In this video Larry demonstrates his blow torch method for killing off lots of fire ants in his bed. Let me say right off the bat that this is definitely one of those “don’t try this at home” sorts of approaches – at least NOT indoors (as Larry points out in the video)! To be totally honest, for me this would be a “don’t try this at all” approach – HaHa – being the critter advocate that I am. But as I told Larry, I’ve never had to deal with fire ants in my worm bins (we don’t have them up here – yet). I DO have a childhood memory of their nasty bite though! We were down in Florida for a vacation and I literally ended up with some “ants in my pants” – not a pleasant experience at all! Even some of the ants up here have a pretty annoying bite – so I can only imagine what it would be like to constantly be bitten by fire ants while working with your worm bed!

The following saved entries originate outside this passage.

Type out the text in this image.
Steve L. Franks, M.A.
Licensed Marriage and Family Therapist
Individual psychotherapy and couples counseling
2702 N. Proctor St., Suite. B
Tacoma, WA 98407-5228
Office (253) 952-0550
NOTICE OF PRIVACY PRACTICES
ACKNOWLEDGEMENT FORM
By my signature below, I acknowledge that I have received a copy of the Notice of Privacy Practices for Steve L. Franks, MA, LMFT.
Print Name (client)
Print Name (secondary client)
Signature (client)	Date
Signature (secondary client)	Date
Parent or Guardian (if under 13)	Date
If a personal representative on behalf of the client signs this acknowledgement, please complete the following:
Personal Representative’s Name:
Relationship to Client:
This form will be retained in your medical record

While I won’t likely be torching my own worm beds any time soon, I am really glad that Larry brought this topic up! Ants can definitely be one of those frustrating worm bin/bed “pests”. I myself do not yet know of a “perfect” method for ant control (and generally just let them be), but here are a few suggestions you may want to test out for yourself:
1) Assuming the ants don’t actually set up a nest in your bed, you may want to see if you can find ant nests on your property, so you can get ’em where they live instead. I’ve read that pouring a pot of boiling water onto an ant hill can be effective.
2) Boric acid is supposed to be quite effective as well, and a mix of borax and honey will certainly be a lot more eco-friendly than some of the other pesticides/traps you can buy. I have never tried it myself though, so I can’t say for sure how well it works.

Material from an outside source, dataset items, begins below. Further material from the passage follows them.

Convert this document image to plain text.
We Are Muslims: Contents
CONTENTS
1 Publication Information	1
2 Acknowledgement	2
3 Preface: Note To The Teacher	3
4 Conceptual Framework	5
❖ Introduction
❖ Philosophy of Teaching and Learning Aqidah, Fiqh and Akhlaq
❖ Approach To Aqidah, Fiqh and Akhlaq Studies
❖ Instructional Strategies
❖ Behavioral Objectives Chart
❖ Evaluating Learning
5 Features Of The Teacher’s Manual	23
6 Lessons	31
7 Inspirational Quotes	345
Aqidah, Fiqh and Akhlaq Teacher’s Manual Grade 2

3) Cinnamon is supposed to be an effective ant repellent, as are various types of mint, although I haven’t had much luck when I’ve tried catmint.
4) Diatomaceous earth is another possibility. I wouldn’t put it in the actual worm bin (not 100% sure how it might affect the worms, not to mention lots of other critters), but if you happen to be using a bin that sits up on legs, adding a little field of it around each leg should ensure that the ants are required to walk across it in order to reach the bin.

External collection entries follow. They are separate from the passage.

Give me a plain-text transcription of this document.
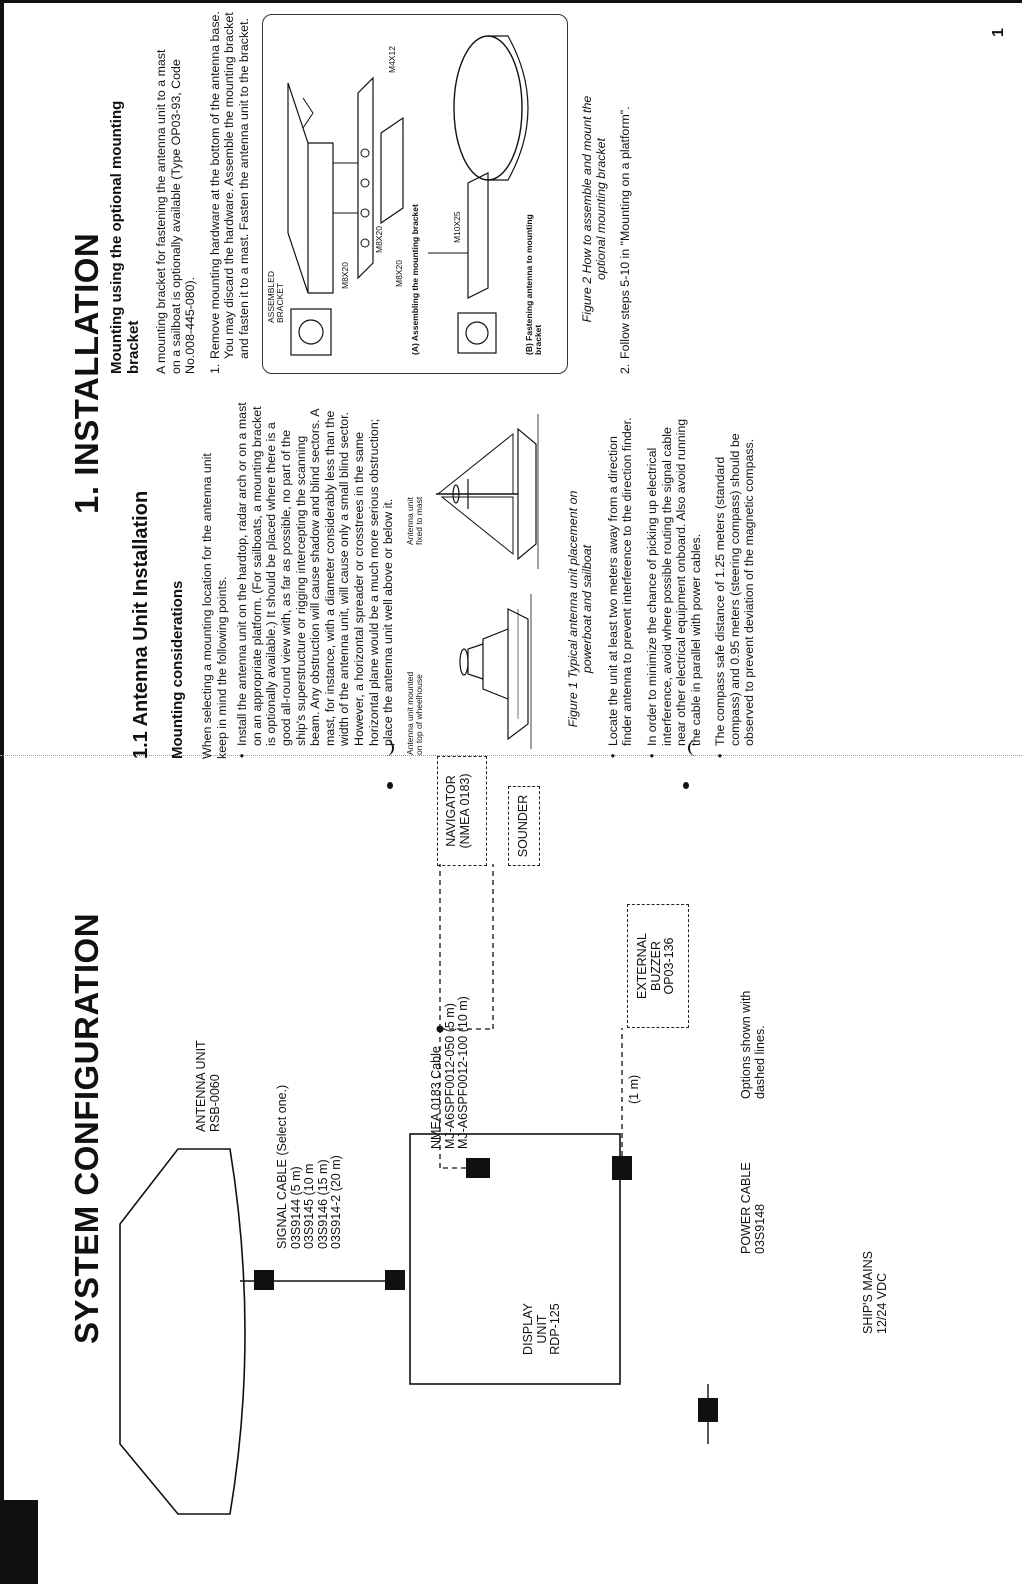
SYSTEM CONFIGURATION	ANTENNA UNIT RSB-0060	SIGNAL CABLE (Select one.) 03S9144 (5 m) 03S9145 (10 m 03S9146 (15 m) 03S914-2 (20 m)
DISPLAY UNIT RDP-125
NMEA 0183 Cable MJ-A6SPF0012-050 (5 m) MJ-A6SPF0012-100 (10 m)
NAVIGATOR (NMEA 0183)	SOUNDER
(1 m)
EXTERNAL BUZZER OP03-136
Options shown with dashed lines.
POWER CABLE 03S9148
SHIP'S MAINS 12/24 VDC
1. INSTALLATION
1
1.1 Antenna Unit Installation Mounting considerations When selecting a mounting location for the antenna unit keep in mind the following points. • Install the antenna unit on the hardtop, radar arch or on a mast on an appropriate platform. (For sailboats, a mounting bracket is optionally available.) It should be placed where there is a good all-round view with, as far as possible, no part of the ship's superstructure or rigging intercepting the scanning beam. Any obstruction will cause shadow and blind sectors. A mast, for instance, with a diameter considerably less than the width of the antenna unit, will cause only a small blind sector. However, a horizontal spreader or crosstrees in the same horizontal plane would be a much more serious obstruction; place the antenna unit well above or below it. Antenna unit mounted on top of wheelhouse
Antenna unit fixed to mast	Figure 1 Typical antenna unit placement on powerboat and sailboat • Locate the unit at least two meters away from a direction finder antenna to prevent interference to the direction finder. • In order to minimize the chance of picking up electrical interference, avoid where possible routing the signal cable near other electrical equipment onboard. Also avoid running the cable in parallel with power cables. • The compass safe distance of 1.25 meters (standard compass) and 0.95 meters (steering compass) should be observed to prevent deviation of the magnetic compass.
Mounting using the optional mounting bracket A mounting bracket for fastening the antenna unit to a mast on a sailboat is optionally available (Type OP03-93, Code No.008-445-080). 1.
Remove mounting hardware at the bottom of the antenna base. You may discard the hardware. Assemble the mounting bracket and fasten it to a mast. Fasten the antenna unit to the bracket. ASSEMBLED BRACKET
M8X20
M8X20
M8X20
M4X12
(A) Assembling the mounting bracket	M10X25	(B) Fastening antenna to mounting bracket
Figure 2 How to assemble and mount the optional mounting bracket
2.
Follow steps 5-10 in "Mounting on a platform".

5) If your bin is small enough, putting it in a mote of water (maybe with a few drops of dish detergent to reduce surface tension) may discourage the ants from attempting to reach it.
If anyone happens to have their own tips and tricks for getting rid of ants (especially in worm bins/beds) please share your thoughts! This is definitely one of those topics that comes up a lot in reader emails so I know there are a lot of people wondering about this.
Thanks again to Larry for providing us with a different perspective on things, and for just…well…being Larry!
We lova ya, buddy! Don’t ever change!